Amizade e reconciliação só se constroem com o coração, exercendo o amor. Determinante nesta experiência é saber quem foi o primeiro a amar – o coração de Deus. E o coração de Deus revela-se n’Aquele que morreu e ressuscitou para salvar a humanidade, Jesus Cristo. É o coração de Deus falando ao coração humano pela linguagem e gestos de amor. Daí nasce a indicação preciosa de investir na centralidade de Cristo como Senhor e Mestre da própria vida. Trata-se do caminho que leva à purificação e à aquisição de sabedoria, tesouros indispensáveis para quem quer ser feliz de verdade. Aprender com Jesus abre um horizonte novo de compreensão sobre o viver humano. Importa convencer-se que somente um coração qualificado é capaz de colocar as outras faculdades e paixões em uma atitude justa diante do amor de Deus. A cura desta terra ferida se operará mediante o tesouro inesgotável que é o coração de Deus, revelado e colocado como fonte pelo coração de Cristo.

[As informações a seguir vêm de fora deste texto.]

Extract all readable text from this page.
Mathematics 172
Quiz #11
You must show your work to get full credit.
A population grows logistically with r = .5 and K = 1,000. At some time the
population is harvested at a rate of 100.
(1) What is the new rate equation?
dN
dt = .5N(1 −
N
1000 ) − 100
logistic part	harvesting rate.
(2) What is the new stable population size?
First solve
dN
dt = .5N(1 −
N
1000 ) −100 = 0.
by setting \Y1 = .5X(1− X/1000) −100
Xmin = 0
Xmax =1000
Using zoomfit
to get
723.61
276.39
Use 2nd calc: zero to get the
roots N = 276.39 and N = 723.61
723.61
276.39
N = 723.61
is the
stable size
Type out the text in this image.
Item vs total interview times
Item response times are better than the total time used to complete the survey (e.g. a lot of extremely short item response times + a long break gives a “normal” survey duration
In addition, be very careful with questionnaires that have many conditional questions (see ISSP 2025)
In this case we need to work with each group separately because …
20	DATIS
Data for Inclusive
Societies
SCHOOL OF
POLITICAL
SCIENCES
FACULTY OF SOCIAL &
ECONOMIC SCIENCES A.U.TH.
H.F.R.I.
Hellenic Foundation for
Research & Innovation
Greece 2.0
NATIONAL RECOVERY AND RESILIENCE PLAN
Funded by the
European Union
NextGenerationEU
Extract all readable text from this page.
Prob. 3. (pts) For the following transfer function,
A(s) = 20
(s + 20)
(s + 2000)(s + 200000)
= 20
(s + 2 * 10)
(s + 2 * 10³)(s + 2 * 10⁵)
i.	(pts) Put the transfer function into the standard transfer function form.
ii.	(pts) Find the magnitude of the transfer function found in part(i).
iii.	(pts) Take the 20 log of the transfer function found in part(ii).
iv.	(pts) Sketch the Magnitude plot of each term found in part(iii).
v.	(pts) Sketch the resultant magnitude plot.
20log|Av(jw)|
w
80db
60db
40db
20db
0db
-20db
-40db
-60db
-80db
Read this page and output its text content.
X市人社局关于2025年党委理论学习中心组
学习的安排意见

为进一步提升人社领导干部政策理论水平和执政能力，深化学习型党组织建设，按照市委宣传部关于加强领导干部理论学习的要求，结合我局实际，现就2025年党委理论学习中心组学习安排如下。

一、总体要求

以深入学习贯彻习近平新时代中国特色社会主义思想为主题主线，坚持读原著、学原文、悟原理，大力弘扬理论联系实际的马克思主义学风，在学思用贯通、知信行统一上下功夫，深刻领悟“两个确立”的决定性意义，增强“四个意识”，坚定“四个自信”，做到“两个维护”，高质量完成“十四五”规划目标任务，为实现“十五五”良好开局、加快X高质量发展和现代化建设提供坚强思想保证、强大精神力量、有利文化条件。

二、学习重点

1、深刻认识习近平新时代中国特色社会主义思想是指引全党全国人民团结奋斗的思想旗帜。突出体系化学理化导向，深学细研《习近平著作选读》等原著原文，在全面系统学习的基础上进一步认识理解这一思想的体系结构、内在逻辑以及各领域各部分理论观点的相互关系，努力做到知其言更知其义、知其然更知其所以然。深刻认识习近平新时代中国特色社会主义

Grande é o risco provocado pela vaidade humana, que alimenta soberbas, fecha o caminho para um coração renovado, com propriedades para “ajuntar os cacos” e compor “belo mosaico”, repleto de nobres sentidos para a humanidade. Para que a civilização contemporânea supere seus muitos desafios não são suficientes apenas as estratégias e lógicas alicerçadas na técnica. Gestos de amor são fundamentais. Gestos de amor pequenos e grandes que, em conjunto, mudam o mundo. A sociedade contemporânea não dispensa os avanços tecnológicos, mas demanda, principalmente, um cuidado maior com o coração de cada pessoa, que precisa estar entrelaçado com o coração do semelhante, compondo uma rede capaz de resgatar o mundo das depredações ambientais, sociais e políticas. Assim, as fragmentações tornam-se belo mosaico, por um novo tempo, mais humano, fraterno e solidário.